La despedida de soltero tuvo lugar una noche de sábado. Elliot y yo estábamos en la planta baja, compartiendo una mesa de blackjack. Nos rodeaba una turba de curiosos, así como un puñado de guardaespaldas. Elliot jugaba por cinco, yo, por los restantes dos. Apostábamos diez mil dólares por vez, nos estaba yendo bien, y estábamos muy drogados. Yo me había tomado cinco qualuuds, además de aspirar no menos que unos tres o cuatro gramos de coca; Elliot había tomado tantos qualuuds como yo, además de suficiente coca como para construir una rampa de esquí. Yo iba ganando setecientos mil dólares; él iba por los dos millones. Por entre mis dientes apretados y sin dejar de remover las quijadas, le dije:

—Deemos po aoa y amos arrriba a er coo ssiguen los festeos.

Claro que Elliot entendía tan bien como yo la jerga qualuudiana y supo que le había dicho: dejemos por ahora y vamos arriba a ver cómo siguen los festejos.
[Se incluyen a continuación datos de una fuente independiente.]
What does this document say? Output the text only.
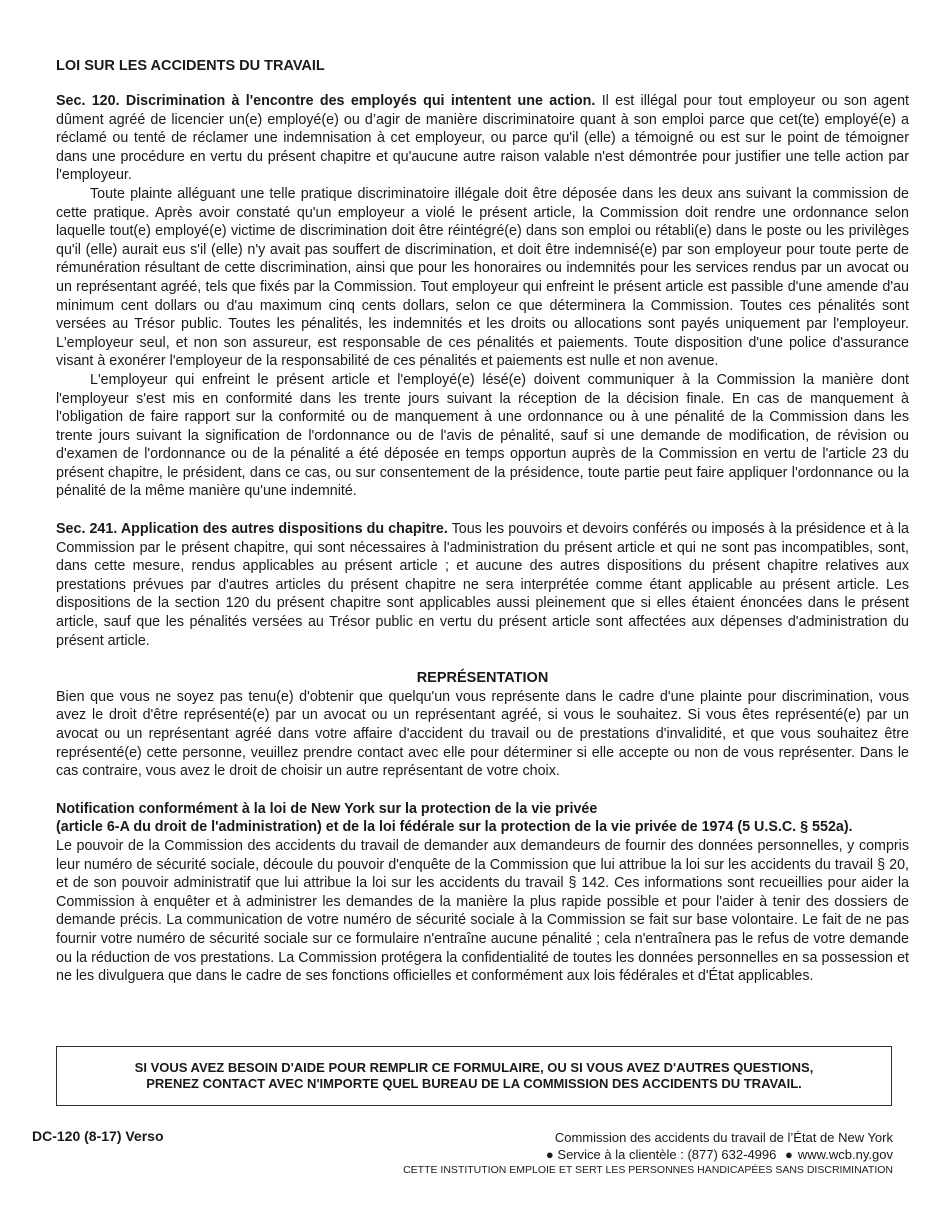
LOI SUR LES ACCIDENTS DU TRAVAIL

Sec. 120. Discrimination à l'encontre des employés qui intentent une action. Il est illégal pour tout employeur ou son agent dûment agréé de licencier un(e) employé(e) ou d’agir de manière discriminatoire quant à son emploi parce que cet(te) employé(e) a réclamé ou tenté de réclamer une indemnisation à cet employeur, ou parce qu'il (elle) a témoigné ou est sur le point de témoigner dans une procédure en vertu du présent chapitre et qu'aucune autre raison valable n'est démontrée pour justifier une telle action par l'employeur.

Toute plainte alléguant une telle pratique discriminatoire illégale doit être déposée dans les deux ans suivant la commission de cette pratique. Après avoir constaté qu'un employeur a violé le présent article, la Commission doit rendre une ordonnance selon laquelle tout(e) employé(e) victime de discrimination doit être réintégré(e) dans son emploi ou rétabli(e) dans le poste ou les privilèges qu'il (elle) aurait eus s'il (elle) n'y avait pas souffert de discrimination, et doit être indemnisé(e) par son employeur pour toute perte de rémunération résultant de cette discrimination, ainsi que pour les honoraires ou indemnités pour les services rendus par un avocat ou un représentant agréé, tels que fixés par la Commission. Tout employeur qui enfreint le présent article est passible d'une amende d'au minimum cent dollars ou d'au maximum cinq cents dollars, selon ce que déterminera la Commission. Toutes ces pénalités sont versées au Trésor public. Toutes les pénalités, les indemnités et les droits ou allocations sont payés uniquement par l'employeur. L'employeur seul, et non son assureur, est responsable de ces pénalités et paiements. Toute disposition d'une police d'assurance visant à exonérer l'employeur de la responsabilité de ces pénalités et paiements est nulle et non avenue.

L'employeur qui enfreint le présent article et l'employé(e) lésé(e) doivent communiquer à la Commission la manière dont l'employeur s'est mis en conformité dans les trente jours suivant la réception de la décision finale. En cas de manquement à l'obligation de faire rapport sur la conformité ou de manquement à une ordonnance ou à une pénalité de la Commission dans les trente jours suivant la signification de l'ordonnance ou de l'avis de pénalité, sauf si une demande de modification, de révision ou d'examen de l'ordonnance ou de la pénalité a été déposée en temps opportun auprès de la Commission en vertu de l'article 23 du présent chapitre, le président, dans ce cas, ou sur consentement de la présidence, toute partie peut faire appliquer l'ordonnance ou la pénalité de la même manière qu'une indemnité.

Sec. 241. Application des autres dispositions du chapitre. Tous les pouvoirs et devoirs conférés ou imposés à la présidence et à la Commission par le présent chapitre, qui sont nécessaires à l'administration du présent article et qui ne sont pas incompatibles, sont, dans cette mesure, rendus applicables au présent article ; et aucune des autres dispositions du présent chapitre relatives aux prestations prévues par d'autres articles du présent chapitre ne sera interprétée comme étant applicable au présent article. Les dispositions de la section 120 du présent chapitre sont applicables aussi pleinement que si elles étaient énoncées dans le présent article, sauf que les pénalités versées au Trésor public en vertu du présent article sont affectées aux dépenses d'administration du présent article.

REPRÉSENTATION

Bien que vous ne soyez pas tenu(e) d'obtenir que quelqu'un vous représente dans le cadre d'une plainte pour discrimination, vous avez le droit d'être représenté(e) par un avocat ou un représentant agréé, si vous le souhaitez. Si vous êtes représenté(e) par un avocat ou un représentant agréé dans votre affaire d'accident du travail ou de prestations d'invalidité, et que vous souhaitez être représenté(e) cette personne, veuillez prendre contact avec elle pour déterminer si elle accepte ou non de vous représenter. Dans le cas contraire, vous avez le droit de choisir un autre représentant de votre choix.

Notification conformément à la loi de New York sur la protection de la vie privée
(article 6-A du droit de l'administration) et de la loi fédérale sur la protection de la vie privée de 1974 (5 U.S.C. § 552a).

Le pouvoir de la Commission des accidents du travail de demander aux demandeurs de fournir des données personnelles, y compris leur numéro de sécurité sociale, découle du pouvoir d'enquête de la Commission que lui attribue la loi sur les accidents du travail § 20, et de son pouvoir administratif que lui attribue la loi sur les accidents du travail § 142. Ces informations sont recueillies pour aider la Commission à enquêter et à administrer les demandes de la manière la plus rapide possible et pour l'aider à tenir des dossiers de demande précis. La communication de votre numéro de sécurité sociale à la Commission se fait sur base volontaire. Le fait de ne pas fournir votre numéro de sécurité sociale sur ce formulaire n'entraîne aucune pénalité ; cela n'entraînera pas le refus de votre demande ou la réduction de vos prestations. La Commission protégera la confidentialité de toutes les données personnelles en sa possession et ne les divulguera que dans le cadre de ses fonctions officielles et conformément aux lois fédérales et d'État applicables.

SI VOUS AVEZ BESOIN D'AIDE POUR REMPLIR CE FORMULAIRE, OU SI VOUS AVEZ D'AUTRES QUESTIONS, PRENEZ CONTACT AVEC N'IMPORTE QUEL BUREAU DE LA COMMISSION DES ACCIDENTS DU TRAVAIL.
DC-120 (8-17) Verso	Commission des accidents du travail de l’État de New York
● Service à la clientèle : (877) 632-4996 ● www.wcb.ny.gov
CETTE INSTITUTION EMPLOIE ET SERT LES PERSONNES HANDICAPÉES SANS DISCRIMINATION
En ese momento, yo estaba tan drogado que sabía que ya no podría jugar más esa velada. Me detuve en la caja y canjeé fichas por valor de un millón. Puse el dinero en una mochila Mirage azul que me eché al hombro. Elliot quería seguir jugando, así que dejó sus fichas en la mesa, custodiadas por un guardia armado.

Una vez arriba, recorrimos un largo pasillo, al final del cual había una formidable doble puerta cerrada, junto a la que dos policías de uniforme montaban guardia. Abrieron la puerta, tras la cual se desarrollaba la fiesta de despedida de mi soltería. Elliot y yo entramos y quedamos paralizados: era como ver Sodoma y Gomorra resucitadas. Toda la pared del fondo estaba ocupada por un único ventanal que daba al Strip, la principal avenida de la ciudad. El recinto estaba lleno de personas que, entre otras cosas, bailaban. El techo parecía bajar, el suelo subir; olía a sexo, a sudor y a marihuana de primera, sin semilla. La música era tan fuerte que resonaba en mis tripas. Media docena de policías neoyorquinos vigilaban para que nadie se comportase mal.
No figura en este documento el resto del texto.